At the end of last year, I paid a visit with some friends to Lyttelton Anglican Cemetery to look for some specific people and also to find some new (to us) stories. Lyttelton is the port for Christchurch, on the east coast of the South Island and is full of maritime and other tales. The cemetery is situated on a hill above the town, overlooking the harbour and Banks Peninsula. Here are a couple of interesting stories I found.
Following various Russian Scares in the 1870s and 1880s, defences around the coast of New Zealand were ramped up. Forts were built and torpedo boats were imported, with the Defender assigned to Lyttelton. As with many scares none of these were ever used in anger, and the Defender was decommissioned in 1899. For the time it was in service the Lyttelton Torpedo Corps had charge of the boat.
On Tuesday 28th November 1893 – the same day as the country’s historic general election – a steam launch was taking some of the corps from Ripapa Island (where there was a fort) across the harbour. The sea was heavy and the boat lurched, the master of the ship John McKenzie and the engineer Fitzroy George Hamilton collided into each other, and both fell overboard. Brave attempts were made by their comrades to rescue them – indeed two of them received awards for their bravery – but both torpedomen were drowned. Hamilton’s body was recovered the following day, and McKenzie’s a fortnight later. Flags in the town, including those on polling stations, were lowered to half-mast.
An inquest for Fitzroy Hamilton was held at the Mitre Hotel, Lyttelton, a couple of days later where a verdict of accidental death was reached. Suggestions for more safety features for the launch they fell from were also suggested. No inquest was held for John McKenzie, although when I was investigating if he did or not, I did find a probate for another mariner called John McKenzie, just be confusing, but he was from Auckland. A military funeral was held for McKenzie on 14th December, where there was a large attendance, with the Lyttelton Volunteer Corps, the police, the Permanent Artillery and other local organisations represented.
Both McKenzie and Hamilton were married with young children, and a week later a fundraising concert was held at the drill shed in Lyttelton to raise funds for them. Entry was either 1 or 2 shillings and an excellent programme was promised. Today, McKenzie and Hamilton are buried together in Lyttelton Anglican Cemetery (thought I’d taken a photo of the headstone, but I hadn’t)

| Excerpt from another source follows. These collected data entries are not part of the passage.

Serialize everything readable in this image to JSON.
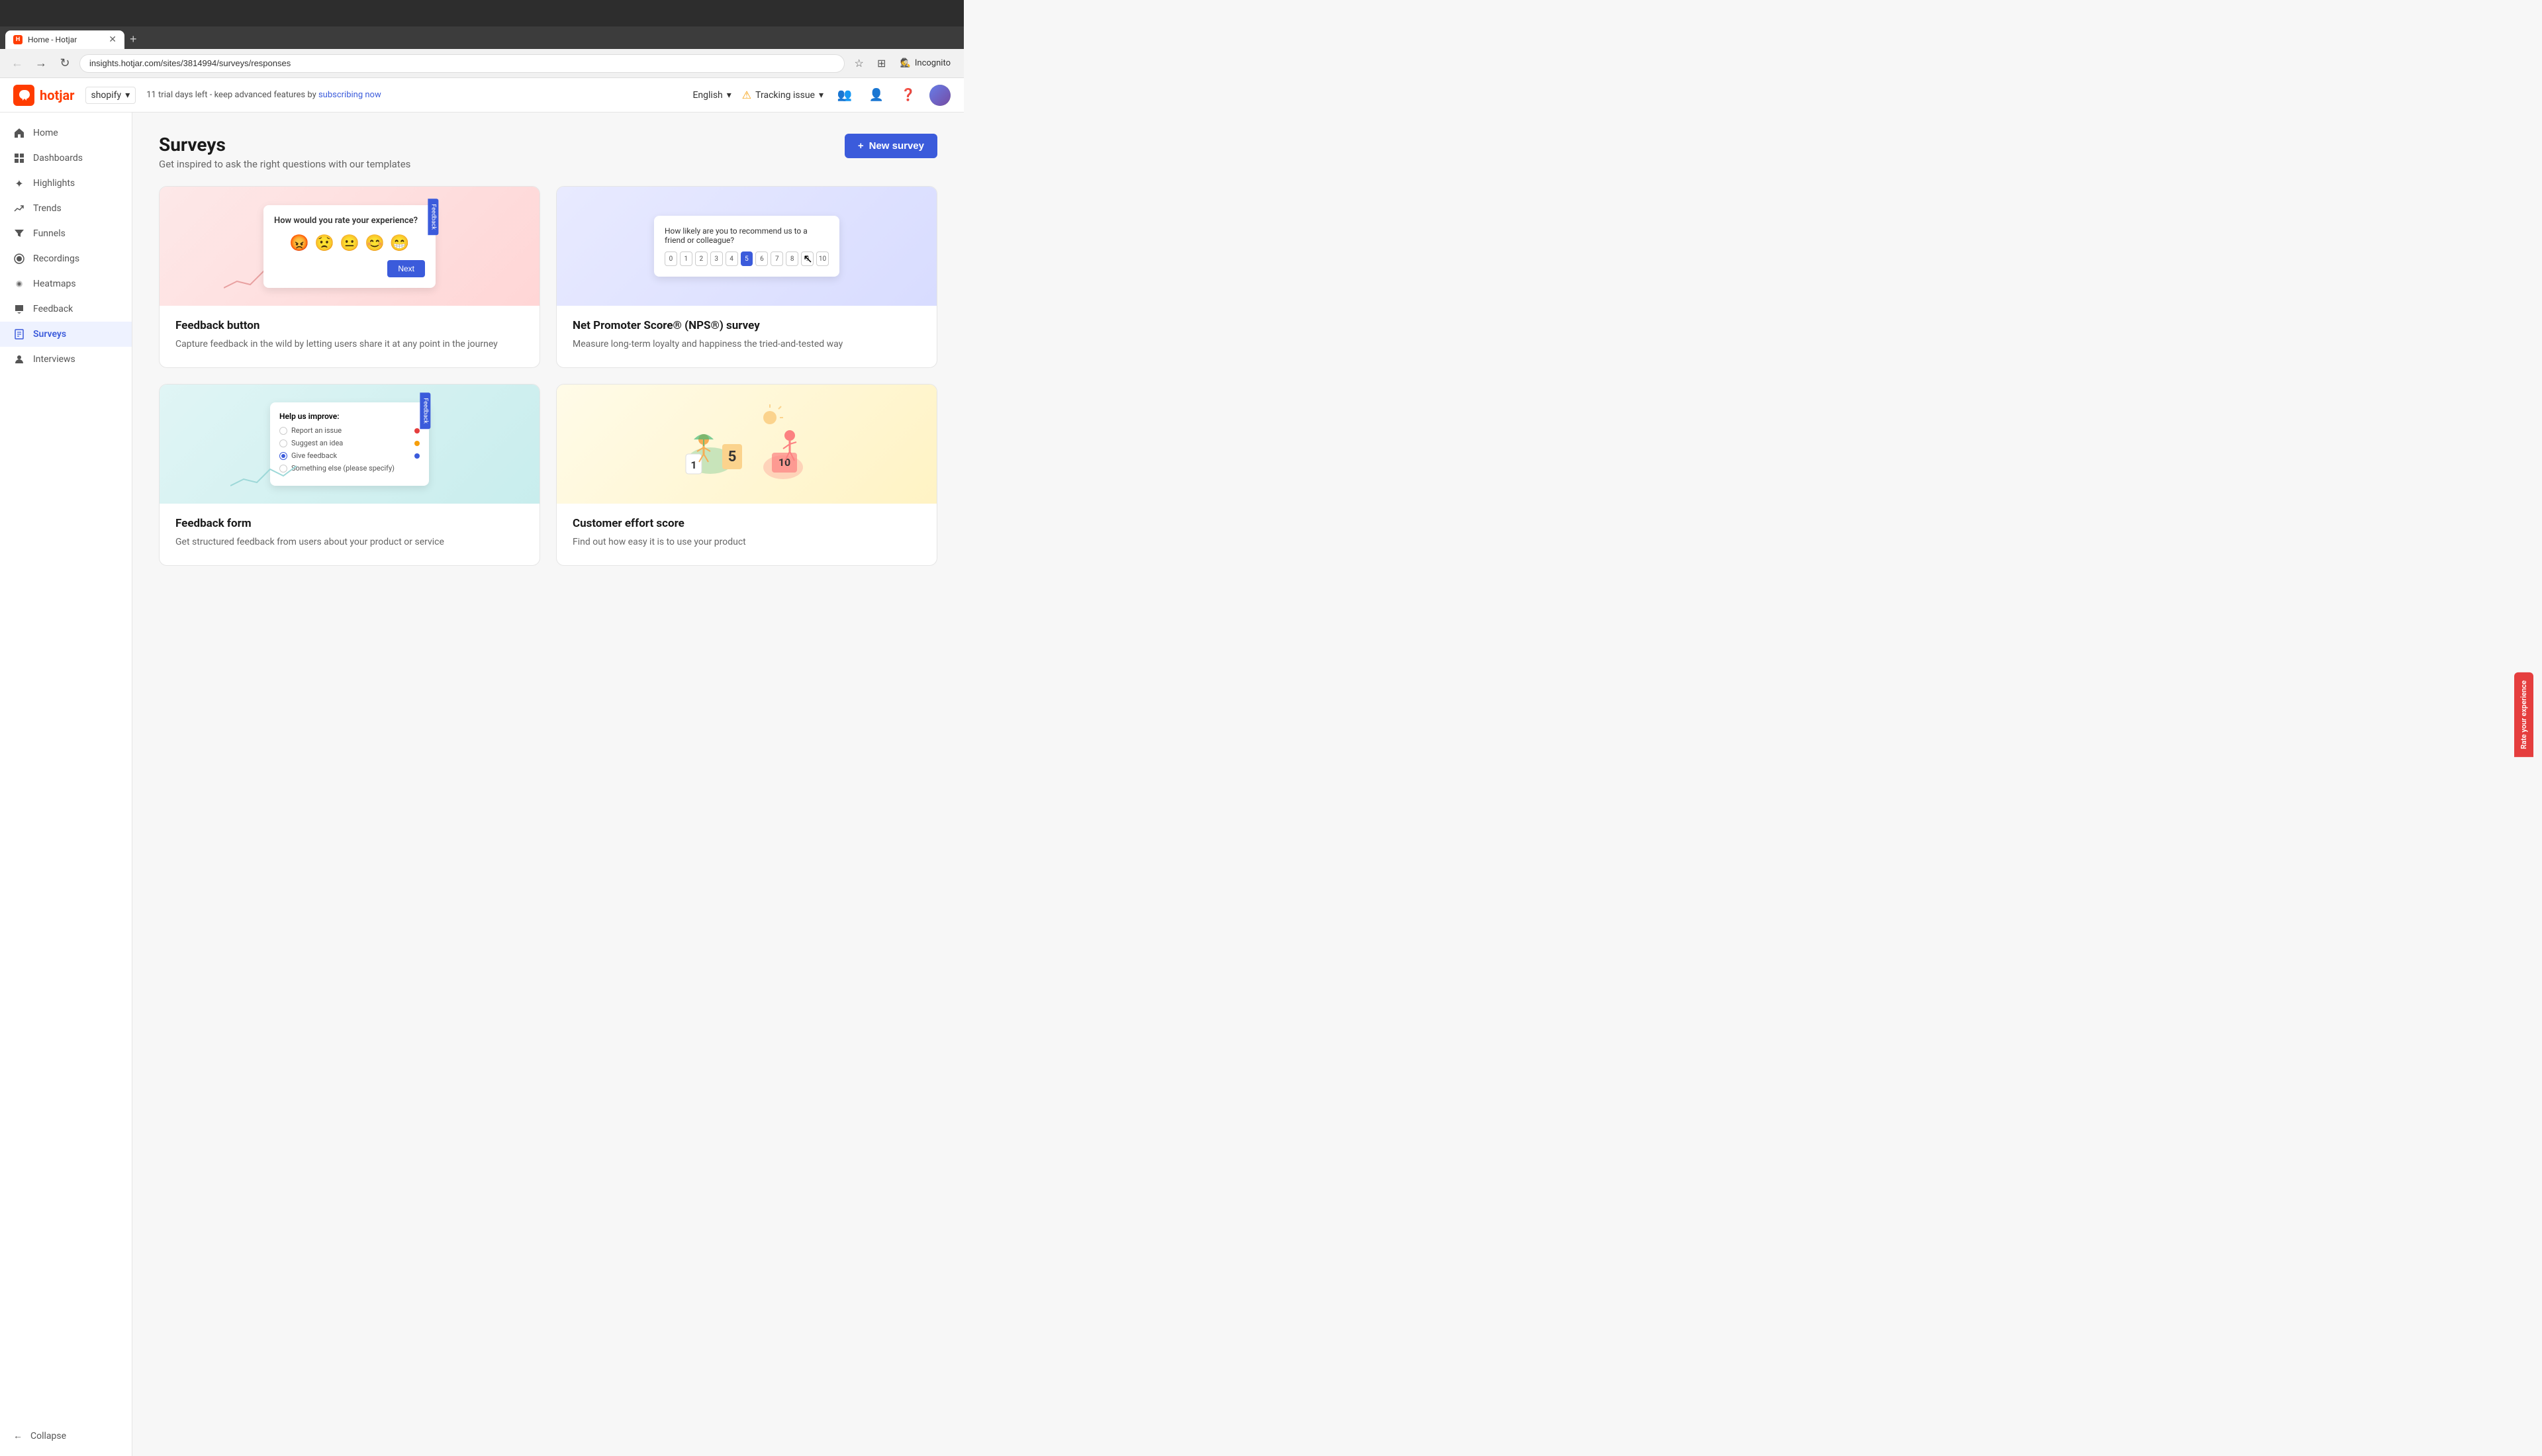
{
  "browser": {
    "tab_title": "Home - Hotjar",
    "url": "insights.hotjar.com/sites/3814994/surveys/responses",
    "tab_new_label": "+",
    "back_btn": "←",
    "forward_btn": "→",
    "refresh_btn": "↻",
    "incognito_label": "Incognito"
  },
  "topbar": {
    "logo_text": "hotjar",
    "site_name": "shopify",
    "trial_text": "11 trial days left - keep advanced features by ",
    "trial_link": "subscribing now",
    "language": "English",
    "tracking_issue": "Tracking issue"
  },
  "sidebar": {
    "items": [
      {
        "id": "home",
        "label": "Home",
        "icon": "🏠"
      },
      {
        "id": "dashboards",
        "label": "Dashboards",
        "icon": "📊"
      },
      {
        "id": "highlights",
        "label": "Highlights",
        "icon": "✨"
      },
      {
        "id": "trends",
        "label": "Trends",
        "icon": "📈"
      },
      {
        "id": "funnels",
        "label": "Funnels",
        "icon": "🔻"
      },
      {
        "id": "recordings",
        "label": "Recordings",
        "icon": "⏺"
      },
      {
        "id": "heatmaps",
        "label": "Heatmaps",
        "icon": "🔥"
      },
      {
        "id": "feedback",
        "label": "Feedback",
        "icon": "💬"
      },
      {
        "id": "surveys",
        "label": "Surveys",
        "icon": "📋",
        "active": true
      },
      {
        "id": "interviews",
        "label": "Interviews",
        "icon": "🎙"
      }
    ],
    "collapse_label": "Collapse"
  },
  "page": {
    "title": "Surveys",
    "subtitle": "Get inspired to ask the right questions with our templates",
    "new_survey_btn": "New survey"
  },
  "cards": [
    {
      "id": "feedback-button",
      "title": "Feedback button",
      "description": "Capture feedback in the wild by letting users share it at any point in the journey",
      "preview_type": "feedback",
      "bg": "pink"
    },
    {
      "id": "nps",
      "title": "Net Promoter Score® (NPS®) survey",
      "description": "Measure long-term loyalty and happiness the tried-and-tested way",
      "preview_type": "nps",
      "bg": "lavender"
    },
    {
      "id": "feedback-form",
      "title": "Feedback form",
      "description": "Get structured feedback from users about your product or service",
      "preview_type": "feedback-form",
      "bg": "teal"
    },
    {
      "id": "ces",
      "title": "Customer effort score",
      "description": "Find out how easy it is to use your product",
      "preview_type": "ces",
      "bg": "yellow"
    }
  ],
  "rate_tab": {
    "label": "Rate your experience"
  },
  "nps_preview": {
    "question": "How likely are you to recommend us to a friend or colleague?",
    "numbers": [
      "0",
      "1",
      "2",
      "3",
      "4",
      "5",
      "6",
      "7",
      "8",
      "9",
      "10"
    ],
    "selected": 5
  },
  "feedback_preview": {
    "question": "How would you rate your experience?",
    "tab_label": "Feedback",
    "next_label": "Next"
  },
  "feedback_form_preview": {
    "title": "Help us improve:",
    "options": [
      {
        "label": "Report an issue",
        "color": "#e53e3e",
        "checked": false
      },
      {
        "label": "Suggest an idea",
        "color": "#f59e0b",
        "checked": false
      },
      {
        "label": "Give feedback",
        "color": "#3b5bdb",
        "checked": true
      },
      {
        "label": "Something else (please specify)",
        "color": "#aaa",
        "checked": false
      }
    ]
  }
}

Memorial to the Culmer family in Lyttelton Anglican Cemetery, October 2026, my own photo
Also buried together in the same cemetery are the Culmer family, five of the 18 victims who were lost when the barque Clyde was wrecked at the Snufflenose, in Horseshoe Bay, near the entrance to Akaroa Harbour in November 1884. Captain Edward Culmer was master of the ship which was bringing a shipment of sugar from Dunedin to Lyttelton, having originally come from Mauritius. Also on board were his wife Margaret and their three children, Mary Margaret, 6 and a half, Edward Thomas, 4 and Edith May, 2, and a number of crew.
Culmer was an experienced captain, having sailed the east coast of the South Island / Te Waipoumanu for a number of years. However on this particular early morning the sea was heavy and the Clyde ran aground. A lifeboat was launched, with hopes of saving Margaret and the children, but this was soon swamped. Indeed, there was only one survivor of the disaster, a boy named George Gibson. He walked several miles across the peninsula to Duvauchelle to send telegrams altering the authorities – telegrams which were reported in local newspapers – but it was too late. When ships arrived on the scene, all that was visible was the top of a mast.
It is unclear if more than three bodies were recovered – Captain Culmer, ship’s boy Herbert Bohle, and an unidentified body with red whiskers – but the Culmer family are memorialised in Lyttelton, where the captain’s mother lived. Bohle was buried in Akaroa. Inquests and customs enquiries were held, with young George Gibson repeating his harrowing story a number of times. However, there is often not much that can be done against heavy seas.
All over the world the sea still regularly takes lives, and these are just two examples of such stories which are local to Christchurch, New Zealand.
As well as PapersPast I also used New Zealand Shipwrecks by C W N Ingram as a source.